Well, spilt milk and all that. The best laid plans of mice and men.

He withdrew until he could set up his camera and do his taping without being seen.

“Hello, all you wonderful people out there in Free-Vee land,” he began. “This is jovial Ben Richards, taking you on my annual nature hike. If you look closely you may see the fearless scarlet tanager or a great speckled cowbird. Perhaps even a yellow-bellied pig bird or two.” He paused. “They may let that part through, but not the rest. If you’re deaf and read lips, remember what I’m saying. Tell a neighbor or a friend. Spread the word. The Network is poisoning the air you breathe and denying you cheap protection because-”

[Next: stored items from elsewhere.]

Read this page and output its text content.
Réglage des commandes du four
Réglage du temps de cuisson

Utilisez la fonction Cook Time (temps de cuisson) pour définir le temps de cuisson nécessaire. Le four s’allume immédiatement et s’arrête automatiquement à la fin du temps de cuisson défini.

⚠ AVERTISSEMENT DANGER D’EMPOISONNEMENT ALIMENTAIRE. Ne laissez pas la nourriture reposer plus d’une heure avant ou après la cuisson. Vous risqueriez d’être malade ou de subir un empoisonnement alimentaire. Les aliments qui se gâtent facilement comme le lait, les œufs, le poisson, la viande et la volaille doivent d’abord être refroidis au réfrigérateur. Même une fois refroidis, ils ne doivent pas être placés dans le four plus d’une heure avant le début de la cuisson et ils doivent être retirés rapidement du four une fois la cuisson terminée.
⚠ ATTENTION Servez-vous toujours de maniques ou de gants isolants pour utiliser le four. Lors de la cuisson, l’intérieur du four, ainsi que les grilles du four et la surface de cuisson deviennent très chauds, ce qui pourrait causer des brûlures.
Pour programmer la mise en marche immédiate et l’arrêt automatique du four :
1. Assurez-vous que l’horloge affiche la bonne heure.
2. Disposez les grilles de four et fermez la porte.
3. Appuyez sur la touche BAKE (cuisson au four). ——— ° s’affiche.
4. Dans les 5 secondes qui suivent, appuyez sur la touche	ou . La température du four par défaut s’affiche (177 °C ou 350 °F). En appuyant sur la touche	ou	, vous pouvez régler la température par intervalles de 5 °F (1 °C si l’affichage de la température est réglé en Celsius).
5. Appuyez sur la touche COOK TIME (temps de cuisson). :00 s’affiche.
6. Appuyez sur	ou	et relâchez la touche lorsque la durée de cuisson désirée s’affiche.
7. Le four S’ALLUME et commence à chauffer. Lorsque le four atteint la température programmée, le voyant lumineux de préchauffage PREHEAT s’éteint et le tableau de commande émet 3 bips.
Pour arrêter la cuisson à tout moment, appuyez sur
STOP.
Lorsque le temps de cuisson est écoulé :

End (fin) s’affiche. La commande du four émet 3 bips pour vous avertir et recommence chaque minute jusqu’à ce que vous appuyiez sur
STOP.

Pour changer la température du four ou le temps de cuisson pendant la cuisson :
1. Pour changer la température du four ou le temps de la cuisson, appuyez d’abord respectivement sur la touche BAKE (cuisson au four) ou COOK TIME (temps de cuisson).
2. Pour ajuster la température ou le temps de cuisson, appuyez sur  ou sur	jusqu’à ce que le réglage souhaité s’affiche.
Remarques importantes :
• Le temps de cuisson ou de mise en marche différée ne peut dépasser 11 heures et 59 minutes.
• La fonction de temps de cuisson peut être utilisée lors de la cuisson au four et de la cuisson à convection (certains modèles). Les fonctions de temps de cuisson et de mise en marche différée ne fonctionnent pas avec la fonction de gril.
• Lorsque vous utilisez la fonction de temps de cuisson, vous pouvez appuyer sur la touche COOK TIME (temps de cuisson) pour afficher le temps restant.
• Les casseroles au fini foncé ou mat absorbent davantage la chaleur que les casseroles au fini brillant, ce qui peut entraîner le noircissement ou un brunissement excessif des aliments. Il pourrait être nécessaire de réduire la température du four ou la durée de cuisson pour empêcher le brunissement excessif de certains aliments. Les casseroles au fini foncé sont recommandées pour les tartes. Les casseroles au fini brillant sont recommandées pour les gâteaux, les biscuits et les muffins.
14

He recorded both tapes and put them in his pants pocket. Okay. What next? The only possible way to do it was to go down with the gun drawn, deposit the tapes, and run. He could steal a car. It wasn’t as if they weren’t going to know where he was anyway.

Randomly, he wondered how far Parrakis had gotten before they cut him down. He had the gun out and in his fist when he heard the voice, startlingly close, seemingly in his left ear: “Come on, Rolf!”

There was a sudden volley of barks that made Richards jump violently and he had just time to think: Police dogs, Christ, they’ve got police dogs, when something huge and black broke cover and arrowed at him.